Im Mischbetrieb Stadt/Land/Feldweg und 10 km Stadtautobahn mit 90 km/h war nach 80 km Ebbe im Akku. V-Max riegelt die Maschine bei 130 km/h ab. Im rein städtischen Verkehr dürften die von Can-Am angegebenen 145 km recht realistisch sein. 

Offroad macht die Origin besonders viel Spaß!
Offroad macht die Origin besonders viel Spaß!

Nun könnte man unterwegs ja einfach mal etwas nachladen. Laut Can-Am soll das bordeigene Ladegerät 6,6 kW an einer Typ2-Ladesäule schaffen. Das ist ein ordentlicher Wert und man kann zwischendurch in Ruhe einen Kaffee oder zwei schlürfen. Bei zwei Testladungen an unterschiedlichen Säulen erreichten wir mit dem mitgelieferten Typ2-Ladekabel leider nur jeweils 4,7 kW. Woran das gelegen hat, muss noch evaluiert werden.

Etwas überladene aber beleuchtete Schaltereinheit
Etwas überladene aber beleuchtete Schaltereinheit

Das von Can-Am bei der Origin und der Pulse mitgelieferte Typ2-Ladekabel ist für unterwegs die denkbar schlechteste Wahl: Sauschwer, zu lang und unflexibel ist es zur Mitnahme auf einem Motorrad völlig ungeeignet. Wahlweise bekommt man ein Schuko-auf-Typ2-Kabel als Serienausstattung. Praxistipp: bei www.Steckerbiker.de gibt es ein schönes flexibles Typ2-Kabel. Das passt dann auch locker in die optionalen Can-Am-Packtaschen, die über das hauseigene LynQ-System einfach montiert werden können.

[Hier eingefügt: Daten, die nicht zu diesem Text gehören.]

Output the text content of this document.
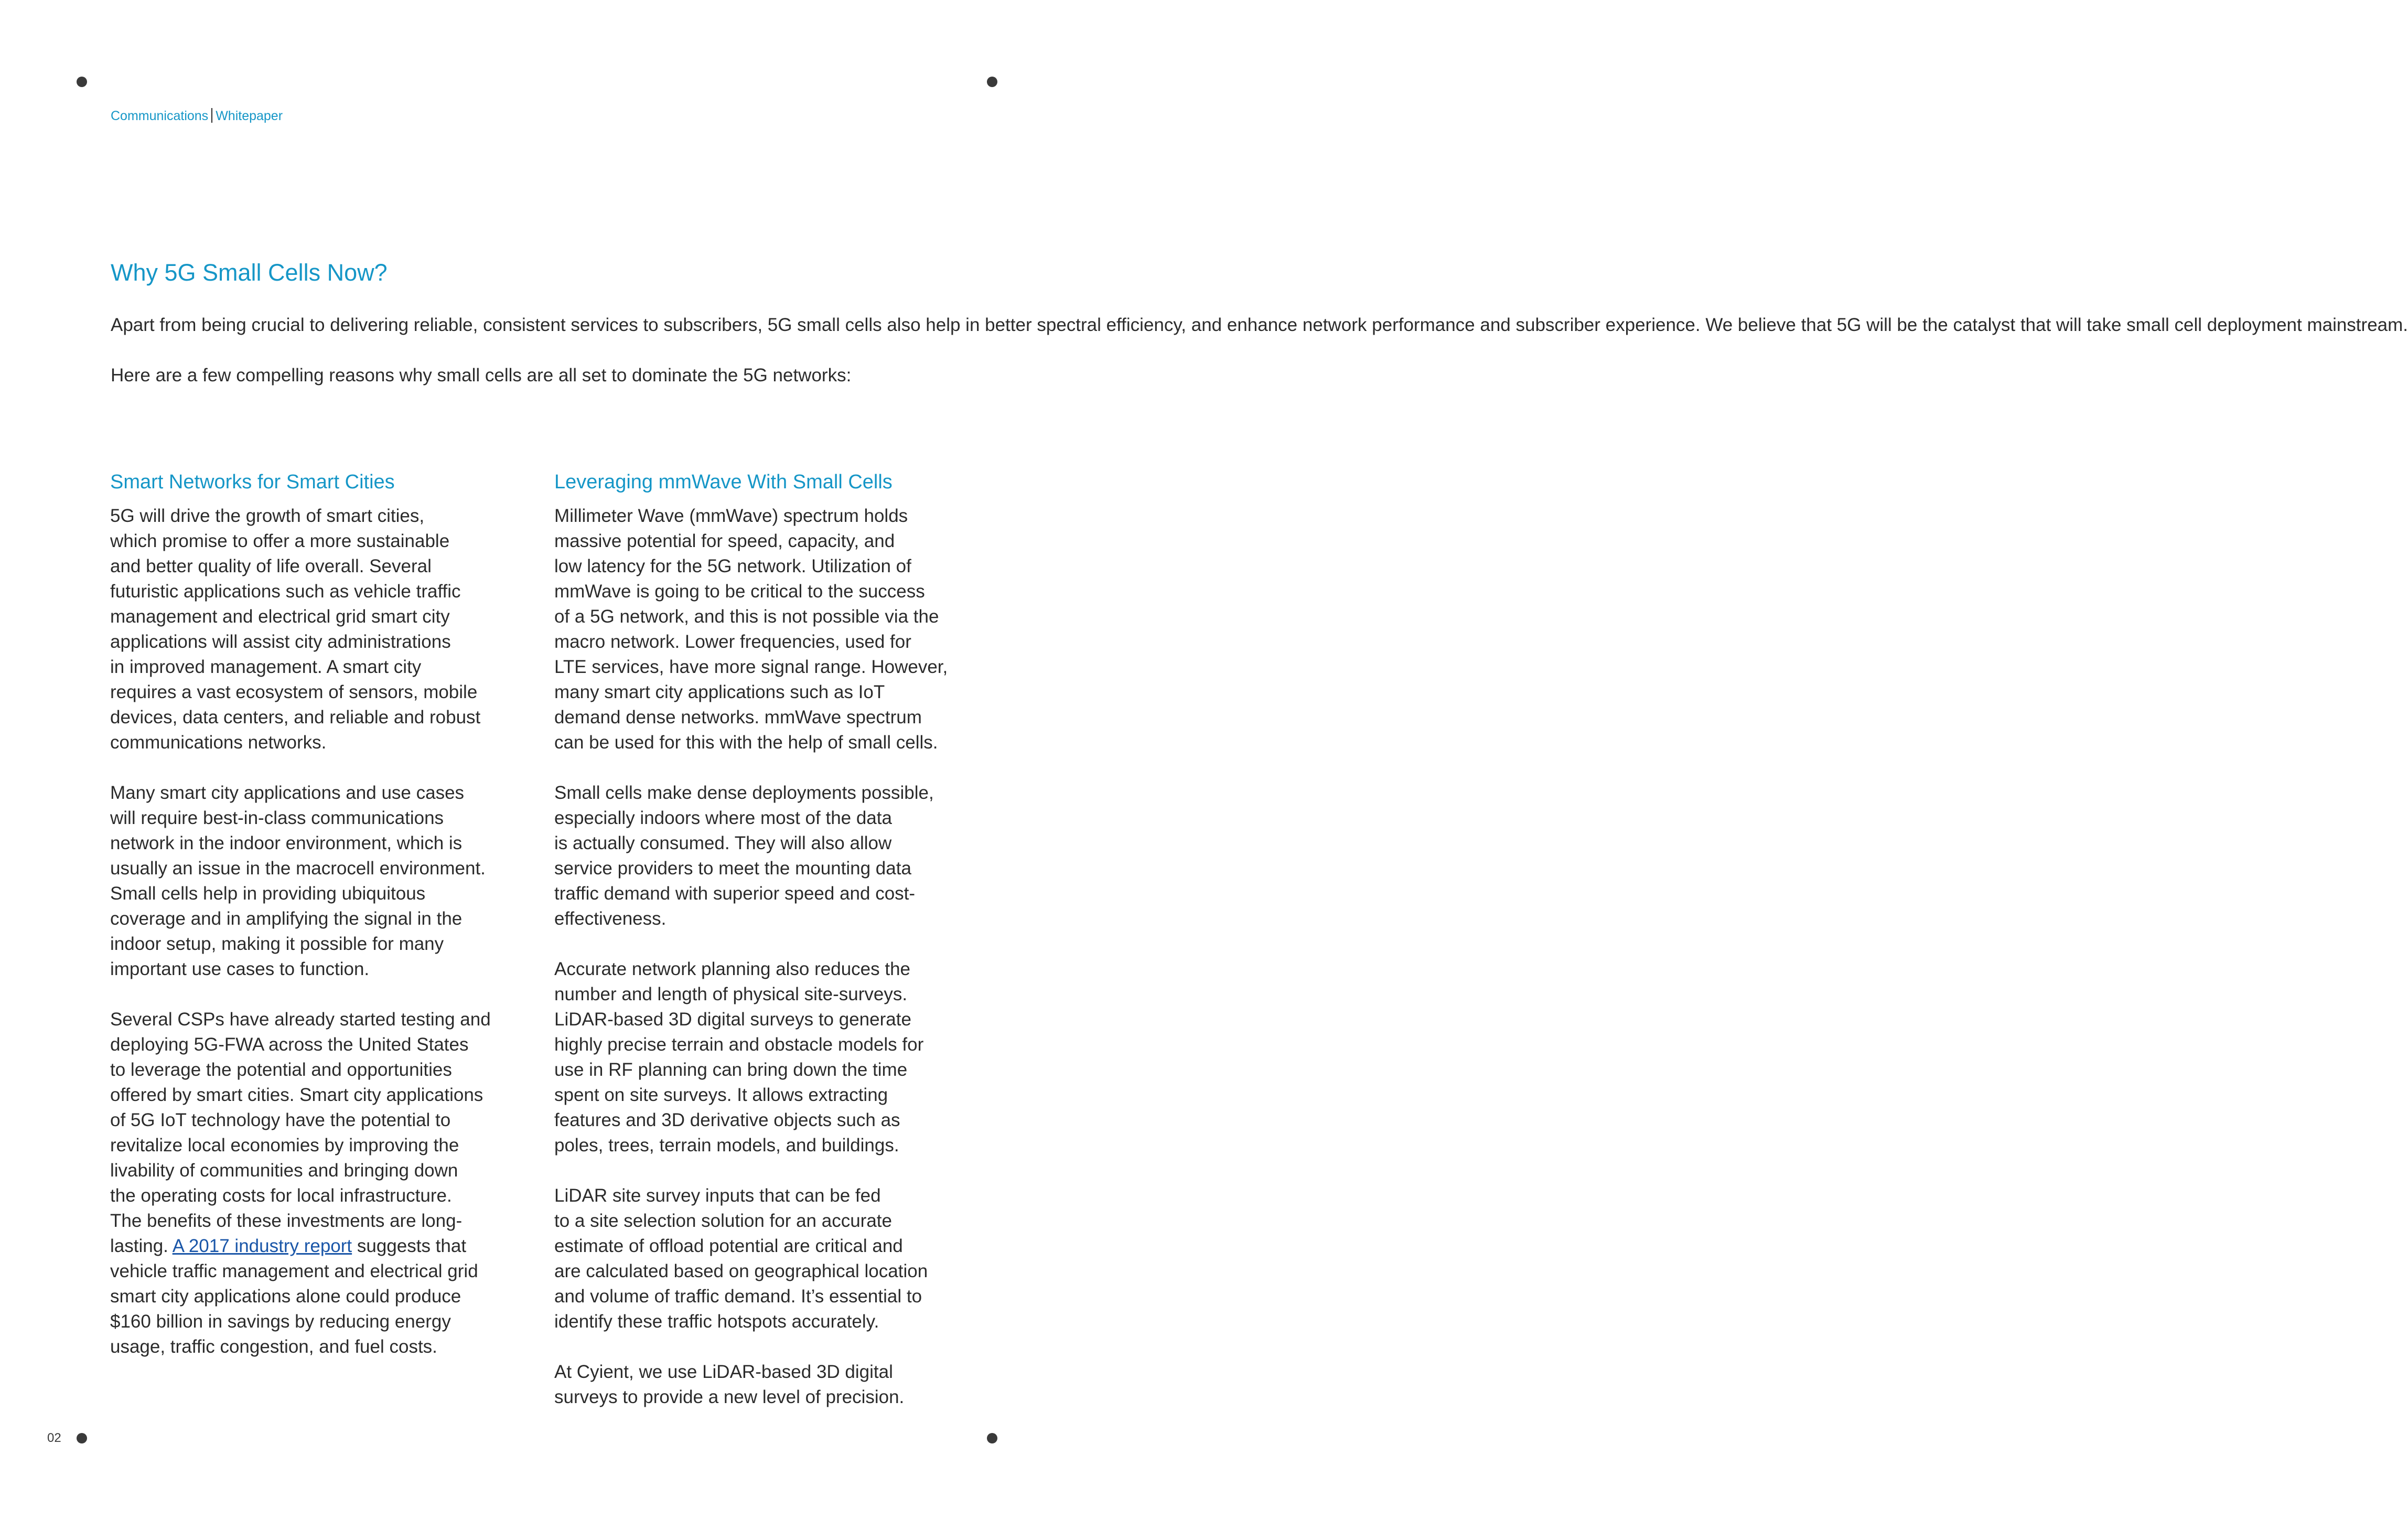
Communications Whitepaper
Why 5G Small Cells Now?

Apart from being crucial to delivering reliable, consistent services to subscribers, 5G small cells also help in better spectral efficiency, and enhance network performance and subscriber experience. We believe that 5G will be the catalyst that will take small cell deployment mainstream.

Here are a few compelling reasons why small cells are all set to dominate the 5G networks:

Smart Networks for Smart Cities
5G will drive the growth of smart cities,
which promise to offer a more sustainable
and better quality of life overall. Several
futuristic applications such as vehicle traffic
management and electrical grid smart city
applications will assist city administrations
in improved management. A smart city
requires a vast ecosystem of sensors, mobile
devices, data centers, and reliable and robust
communications networks.
Many smart city applications and use cases
will require best-in-class communications
network in the indoor environment, which is
usually an issue in the macrocell environment.
Small cells help in providing ubiquitous
coverage and in amplifying the signal in the
indoor setup, making it possible for many
important use cases to function.
Several CSPs have already started testing and
deploying 5G-FWA across the United States
to leverage the potential and opportunities
offered by smart cities. Smart city applications
of 5G IoT technology have the potential to
revitalize local economies by improving the
livability of communities and bringing down
the operating costs for local infrastructure.
The benefits of these investments are long-
lasting. A 2017 industry report suggests that
vehicle traffic management and electrical grid
smart city applications alone could produce
$160 billion in savings by reducing energy
usage, traffic congestion, and fuel costs.
Leveraging mmWave With Small Cells
Millimeter Wave (mmWave) spectrum holds
massive potential for speed, capacity, and
low latency for the 5G network. Utilization of
mmWave is going to be critical to the success
of a 5G network, and this is not possible via the
macro network. Lower frequencies, used for
LTE services, have more signal range. However,
many smart city applications such as IoT
demand dense networks. mmWave spectrum
can be used for this with the help of small cells.
Small cells make dense deployments possible,
especially indoors where most of the data
is actually consumed. They will also allow
service providers to meet the mounting data
traffic demand with superior speed and cost-
effectiveness.
Accurate network planning also reduces the
number and length of physical site-surveys.
LiDAR-based 3D digital surveys to generate
highly precise terrain and obstacle models for
use in RF planning can bring down the time
spent on site surveys. It allows extracting
features and 3D derivative objects such as
poles, trees, terrain models, and buildings.
LiDAR site survey inputs that can be fed
to a site selection solution for an accurate
estimate of offload potential are critical and
are calculated based on geographical location
and volume of traffic demand. It’s essential to
identify these traffic hotspots accurately.
At Cyient, we use LiDAR-based 3D digital
surveys to provide a new level of precision.
02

Nach dem ganzen technischen Zeug – das ich noch weiter ausführen könnte – stellt sich EV-Interessierten aber eine andere Frage: Wie fährt sich die Origin denn nun. Tja, liebe Leserinnen und Leser: Leider geil!

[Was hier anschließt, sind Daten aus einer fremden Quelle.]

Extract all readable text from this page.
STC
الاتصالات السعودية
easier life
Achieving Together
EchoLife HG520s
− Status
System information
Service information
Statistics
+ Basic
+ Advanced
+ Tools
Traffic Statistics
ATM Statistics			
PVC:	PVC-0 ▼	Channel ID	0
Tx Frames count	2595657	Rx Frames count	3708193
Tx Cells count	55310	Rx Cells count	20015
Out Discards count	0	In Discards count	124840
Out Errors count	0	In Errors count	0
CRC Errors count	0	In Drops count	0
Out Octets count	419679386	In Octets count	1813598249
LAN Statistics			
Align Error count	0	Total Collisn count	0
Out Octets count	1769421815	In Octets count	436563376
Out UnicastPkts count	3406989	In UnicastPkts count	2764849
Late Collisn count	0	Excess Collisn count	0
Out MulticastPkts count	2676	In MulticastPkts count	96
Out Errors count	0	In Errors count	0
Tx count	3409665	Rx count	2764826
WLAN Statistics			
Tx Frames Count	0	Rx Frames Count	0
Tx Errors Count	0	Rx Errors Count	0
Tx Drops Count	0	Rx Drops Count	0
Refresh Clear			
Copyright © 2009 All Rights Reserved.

Ohne Witz, das Ding machte mir richtig viel Spaß – in der Stadt, auf der Landstraße und ganz besonders auf Feldwegen. Die 35 kW Spitzen- und 20 kW Dauerleistung (FS-Klasse A2) ziehen überall sauber durch, das Handling, der tiefe Schwerpunkt und die Balance gefallen ebenso wie die Federelemente, die auch fiese Schlaglöcher ohne durchzuschlagen wegstecken. Das schmale, endurotypische 21-Zoll Vorderrad spielt zudem Offroad seine Vorteile aus. 

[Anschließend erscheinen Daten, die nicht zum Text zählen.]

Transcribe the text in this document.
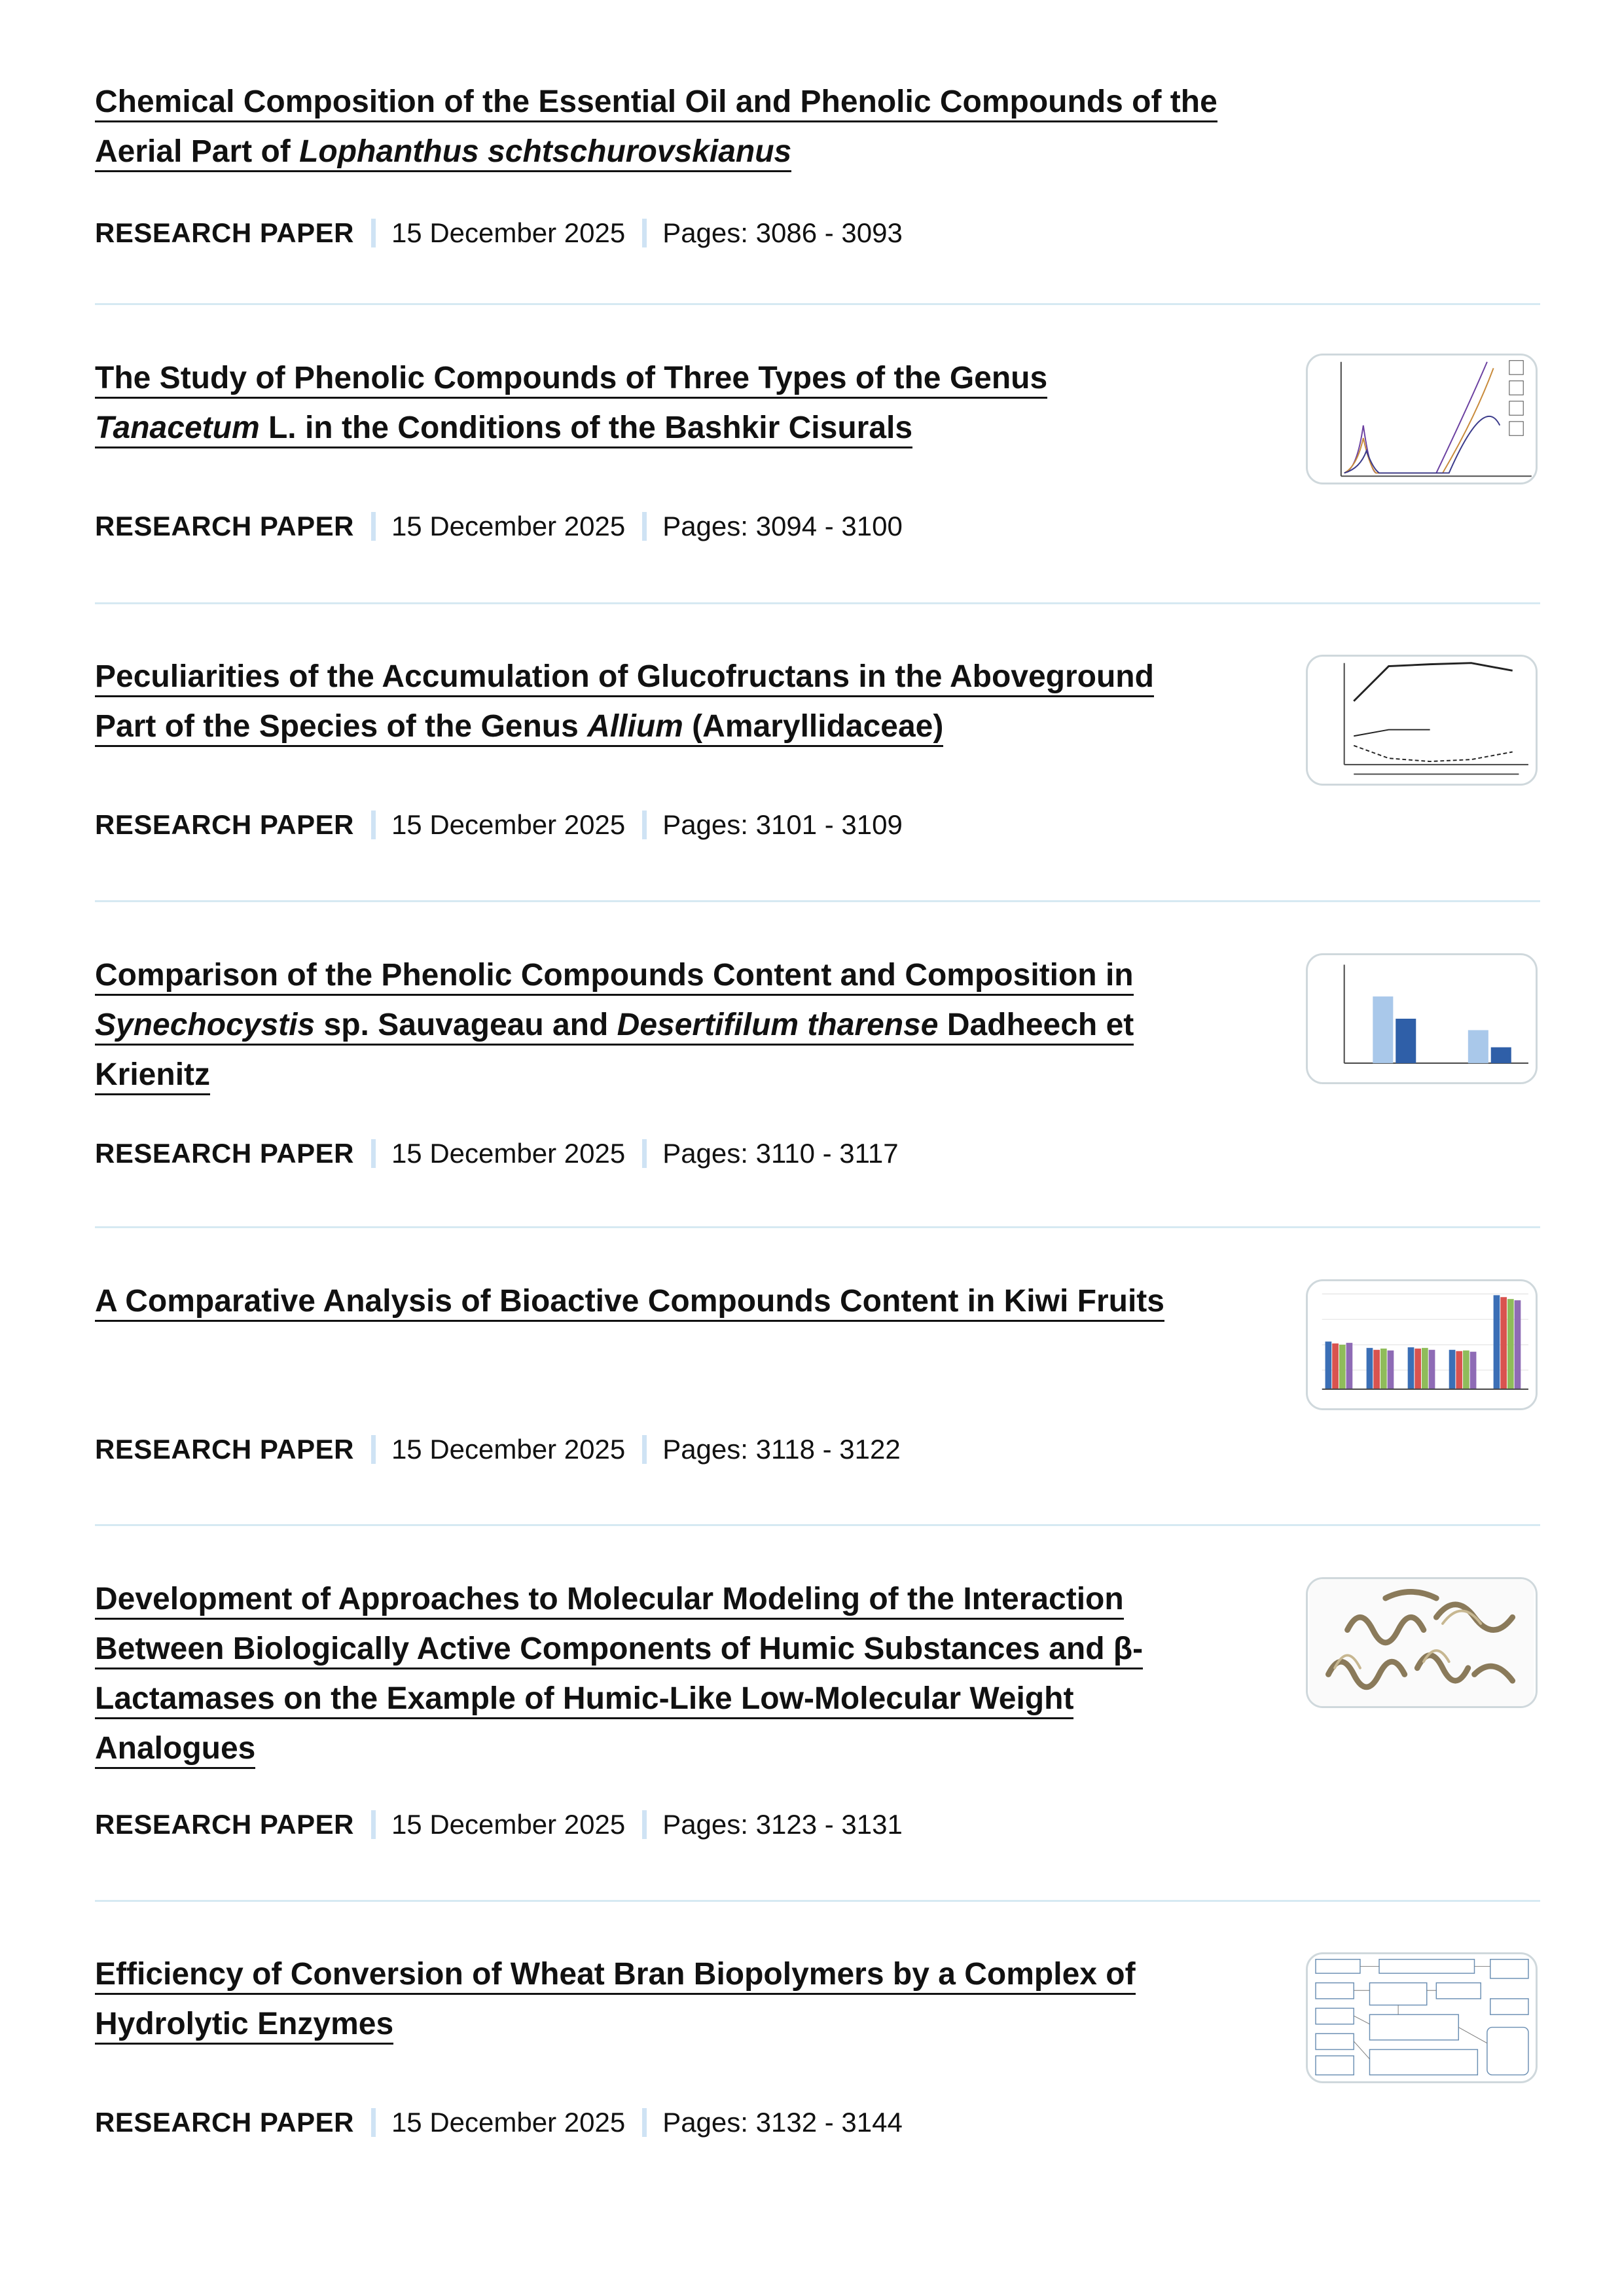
Chemical Composition of the Essential Oil and Phenolic Compounds of the Aerial Part of Lophanthus schtschurovskianus
RESEARCH PAPER 15 December 2025 Pages: 3086 - 3093
The Study of Phenolic Compounds of Three Types of the Genus Tanacetum L. in the Conditions of the Bashkir Cisurals
RESEARCH PAPER 15 December 2025 Pages: 3094 - 3100
Peculiarities of the Accumulation of Glucofructans in the Aboveground Part of the Species of the Genus Allium (Amaryllidaceae)
RESEARCH PAPER 15 December 2025 Pages: 3101 - 3109
Comparison of the Phenolic Compounds Content and Composition in Synechocystis sp. Sauvageau and Desertifilum tharense Dadheech et Krienitz
RESEARCH PAPER 15 December 2025 Pages: 3110 - 3117
A Comparative Analysis of Bioactive Compounds Content in Kiwi Fruits
RESEARCH PAPER 15 December 2025 Pages: 3118 - 3122
Development of Approaches to Molecular Modeling of the Interaction Between Biologically Active Components of Humic Substances and β-Lactamases on the Example of Humic-Like Low-Molecular Weight Analogues
RESEARCH PAPER 15 December 2025 Pages: 3123 - 3131
Efficiency of Conversion of Wheat Bran Biopolymers by a Complex of Hydrolytic Enzymes
RESEARCH PAPER 15 December 2025 Pages: 3132 - 3144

Einarm-Schwinge und Kettenkasten sind eine Einheit
Einarm-Schwinge und Kettenkasten sind eine Einheit

Man muss nicht schalten oder kuppeln und der Vortrieb ist ganz fein dosierbar. Enge Trialpassagen machen dadurch ebenso viel Spaß wie schnell gefahrener tiefer Sand. Die Dunlop D605 sind ein guter Kompromiss für Straße und Feldweg. Und das Allerbeste dabei: man stört niemanden. Die Can-Am ist wunderbar leise – genau so stelle ich mir E-Motorradfahren vor. Menschen und Tiere reagieren viel entspannter, wenn man an ihnen vorbei surrt statt zu bollern.

Eigentlich wäre die Maschine von Ausstattung und Motorleistung her für meine Ansprüche die ideale Partnerin zum Endurowandern. 80–100 km Offroad reichen für ein paar Stunden Fahrspaß bis zur Ladepause. Leider liegen zwischen mir und meinem Revier aber mehrere Kilometer Straße und die Anfahrt frisst zu viel Reichweite – „Enduro interruptus“ quasi. 

Das Can-Am LynQ-System ermöglicht die schnelle Montage von Zubehör
Das Can-Am LynQ-System ermöglicht die schnelle Montage von Zubehör

Sein Nutzerprofil zu kennen ist für EV-Fahrer noch wichtiger, als für Verbrenner-Fans. Man sollte schon wissen, was man mit einem Fahrzeug hauptsächlich machen möchte. Man kauft natürlich keinen Chopper für die Renne – elektrisch kommen aber weitere Faktoren wie die Ladetechnik und die Akkugröße dazu.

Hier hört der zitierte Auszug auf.